Aerospike vs Apache Flink

OverviewDecisionsComparisonAlternatives

Overview

Aerospike
Aerospike
Stacks200
Followers288
Votes48
GitHub Stars1.3K
Forks196
Apache Flink
Apache Flink
Stacks534
Followers879
Votes38
GitHub Stars25.4K
Forks13.7K

Aerospike vs Apache Flink: What are the differences?

Introduction

Aerospike and Apache Flink are both powerful technologies used in different aspects of data processing. However, they have key differences that set them apart from each other. In this analysis, we will explore and highlight the six main distinctions between Aerospike and Apache Flink.

  1. Data Storage: Aerospike is primarily a high-performance, distributed NoSQL database designed to handle massive amounts of data with low latency. It provides a key-value store that can be used for real-time operations. On the other hand, Apache Flink does not focus on storage itself but rather on processing data streams and batch processing. It can integrate with different storage systems, including Aerospike, to perform computations on the data.

  2. Data Processing Model: Aerospike follows the traditional ACID (Atomicity, Consistency, Isolation, Durability) model, making it suitable for transactional workloads. It ensures that data consistency is maintained reliably. Meanwhile, Apache Flink operates on a stream processing model and provides event time processing and guaranteed exactly-once processing semantics. It is built to handle real-time streaming data efficiently.

  3. Processing Capabilities: Aerospike focuses on high-speed read and write operations with low latency, making it suitable for real-time applications and high-traffic scenarios. It supports both OLTP (Online Transaction Processing) and OLAP (Online Analytical Processing) workloads. On the other hand, Apache Flink excels in processing large-scale data streams and batch data with fault tolerance. It provides advanced features like windowing, fault tolerance, and complex event processing.

  4. Scale and Flexibility: Aerospike is highly scalable and can handle large datasets with millions of operations per second. It provides automatic data distribution and replication across nodes. Apache Flink also supports scalability with its distributed processing model and can be deployed on clusters of machines, allowing horizontal scalability. However, Flink's flexibility surpasses Aerospike as it can integrate with various data sources and connectors, making it adaptable to different data ecosystems.

  5. Processing Paradigm: Aerospike follows a traditional database approach, where developers query and retrieve data using SQL-like statements or traditional data access methods. It offers secondary indexes, query aggregation, and different query types. In contrast, Apache Flink utilizes a stream-first architecture that treats batch processing as a special case. It provides window operations, stream transformations, and advanced processing functions that enhance its stream processing capabilities.

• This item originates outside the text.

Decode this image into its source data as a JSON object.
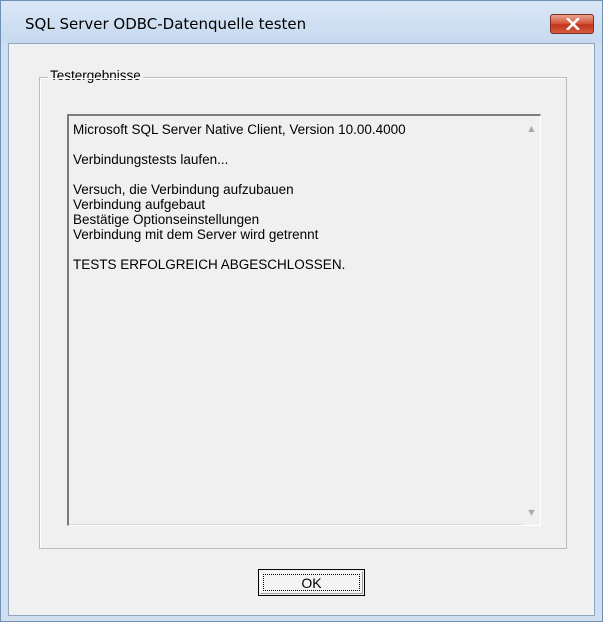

  6. Community Support and Maturity: Aerospike has been in the market for over a decade and is widely adopted by various enterprises. It has a mature and active community, continuously improving and adding new features. On the other hand, Apache Flink has gained significant popularity in recent years and has a growing community. It benefits from the Apache Software Foundation's support, ensuring continuous development and community-driven innovation.

In summary, Aerospike and Apache Flink differ in their primary focus on data storage, processing models, capabilities, scalability, processing paradigms, and community maturity. While Aerospike specializes in real-time data storage, Flink excels in distributed stream processing and batch processing, offering greater flexibility and advanced features.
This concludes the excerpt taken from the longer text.